Scolarisation des élèves en situation de handicap : le cadre de référence

Mis à jour le 05-07-2017Imprimer

L. 2005-102 du 11/02/2005Code Action Sociale et Familles L.146-9

a) La définition du handicap

Constitue un handicap toute limitation d'activité ou restriction de participation à la vie en société subie dans son environnement par une personne en raison d'une altération substantielle, durable ou définitive d'une ou plusieurs fonctions physiques, sensorielles, mentales, cognitives ou psychiques, d'un polyhandicap ou d'un trouble de santé invalidant.
Toute personne handicapée a droit à la solidarité de l'ensemble de la collectivité nationale, qui lui garantit, en vertu de cette obligation, l'accès aux droits fondamentaux reconnus à tous les citoyens ainsi que le plein exercice de sa citoyenneté.
L'Etat est garant de l'égalité de traitement des personnes handicapées sur l'ensemble du territoire et définit des objectifs pluriannuels d'actions.
Cette définition correspond à la classification internationale (classification internationale du fonctionnement) qui replace la personne handicapée dans son environnement : selon qu'il est plus ou moins adapté, accessible, la situation de handicap n'est pas la même.

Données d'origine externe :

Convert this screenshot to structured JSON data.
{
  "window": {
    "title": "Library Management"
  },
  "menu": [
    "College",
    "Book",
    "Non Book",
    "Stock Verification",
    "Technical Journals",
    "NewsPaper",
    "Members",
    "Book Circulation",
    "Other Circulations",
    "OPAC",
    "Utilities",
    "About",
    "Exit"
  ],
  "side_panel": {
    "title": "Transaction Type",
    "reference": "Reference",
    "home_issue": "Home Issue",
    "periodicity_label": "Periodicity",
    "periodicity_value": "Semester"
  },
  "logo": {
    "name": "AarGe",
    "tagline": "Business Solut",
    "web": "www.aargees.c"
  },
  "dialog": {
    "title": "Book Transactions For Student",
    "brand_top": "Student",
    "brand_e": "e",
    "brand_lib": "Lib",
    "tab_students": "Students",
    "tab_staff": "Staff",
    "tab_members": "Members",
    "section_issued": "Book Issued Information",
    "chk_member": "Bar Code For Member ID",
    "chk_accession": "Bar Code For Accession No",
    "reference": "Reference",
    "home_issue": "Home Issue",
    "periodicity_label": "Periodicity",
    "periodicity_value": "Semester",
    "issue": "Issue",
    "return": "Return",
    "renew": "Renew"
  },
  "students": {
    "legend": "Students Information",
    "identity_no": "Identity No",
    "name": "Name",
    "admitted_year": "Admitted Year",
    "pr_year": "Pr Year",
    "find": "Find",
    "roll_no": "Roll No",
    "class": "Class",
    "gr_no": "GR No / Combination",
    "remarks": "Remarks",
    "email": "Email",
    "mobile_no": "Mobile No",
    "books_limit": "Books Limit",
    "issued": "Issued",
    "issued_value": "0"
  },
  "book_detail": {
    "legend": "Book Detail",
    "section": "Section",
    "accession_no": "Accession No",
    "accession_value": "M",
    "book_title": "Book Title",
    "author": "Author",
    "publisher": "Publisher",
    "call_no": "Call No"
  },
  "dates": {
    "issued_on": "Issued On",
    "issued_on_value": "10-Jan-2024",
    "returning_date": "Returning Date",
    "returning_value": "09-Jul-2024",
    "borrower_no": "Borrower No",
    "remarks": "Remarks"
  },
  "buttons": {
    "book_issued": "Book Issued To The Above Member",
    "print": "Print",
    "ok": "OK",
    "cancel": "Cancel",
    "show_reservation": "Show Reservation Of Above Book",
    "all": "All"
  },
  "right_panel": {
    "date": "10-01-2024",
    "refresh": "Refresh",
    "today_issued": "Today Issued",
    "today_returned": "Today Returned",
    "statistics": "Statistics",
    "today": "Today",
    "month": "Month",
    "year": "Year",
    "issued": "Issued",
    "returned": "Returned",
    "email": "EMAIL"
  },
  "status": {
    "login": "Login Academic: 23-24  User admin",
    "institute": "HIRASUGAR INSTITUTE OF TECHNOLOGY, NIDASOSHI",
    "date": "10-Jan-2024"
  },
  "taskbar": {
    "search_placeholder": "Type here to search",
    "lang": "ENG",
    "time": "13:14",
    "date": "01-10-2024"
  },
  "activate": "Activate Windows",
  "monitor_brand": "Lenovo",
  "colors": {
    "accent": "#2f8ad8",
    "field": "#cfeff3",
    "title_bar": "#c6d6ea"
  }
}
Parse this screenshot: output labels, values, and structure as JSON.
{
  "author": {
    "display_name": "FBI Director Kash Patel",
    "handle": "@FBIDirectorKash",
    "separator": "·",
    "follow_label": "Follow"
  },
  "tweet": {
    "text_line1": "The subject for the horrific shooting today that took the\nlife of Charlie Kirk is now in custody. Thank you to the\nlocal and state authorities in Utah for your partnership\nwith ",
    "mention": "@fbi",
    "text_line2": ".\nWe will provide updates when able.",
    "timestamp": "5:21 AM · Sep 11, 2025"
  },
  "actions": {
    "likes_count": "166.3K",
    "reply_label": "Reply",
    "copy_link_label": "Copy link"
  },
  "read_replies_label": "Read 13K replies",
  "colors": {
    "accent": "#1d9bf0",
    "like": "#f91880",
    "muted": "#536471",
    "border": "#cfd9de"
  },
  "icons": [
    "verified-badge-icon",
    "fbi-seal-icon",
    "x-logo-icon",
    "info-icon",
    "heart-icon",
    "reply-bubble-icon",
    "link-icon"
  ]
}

b) L'architecture institutionnelle

Au-delà de la définition du handicap, la loi du 11 février 2005 a réorganisé en profondeur l'architecture institutionnelle qui régissait le handicap en France.

Les maisons départementales des personnes handicapées (MDPH)

D. 2005-1587 du 19/12/2005D. 2006-130 du 08/02/2006 (convention constitutive de la MDPH)

Guichet unique qui permet d'accueillir, conseiller, et délivrer des prestations, elles abritent les services destinés aux personnes en situation de handicap. Placées sous la tutelle des départements, ce sont des groupements d'intérêts publics (GIP) administrés par une commission exécutive rassemblant des représentants des collectivités locales, des associations de personnes handicapées et des services de l'Etat. Elles accueillent la commission des droits et de l'autonomie des personnes handicapées (CDAPH, souvent nommée CDA), qui se substitue désormais aux CDES, COTOREP et Services de la Vie Autonome.
Au sein de la MDPH, la CDAPH prend toutes les décisions concernant les aides et les prestations, après estimation des besoins de compensation et après élaboration du plan personnalisé de compensation du handicap par l'équipe d'évaluation.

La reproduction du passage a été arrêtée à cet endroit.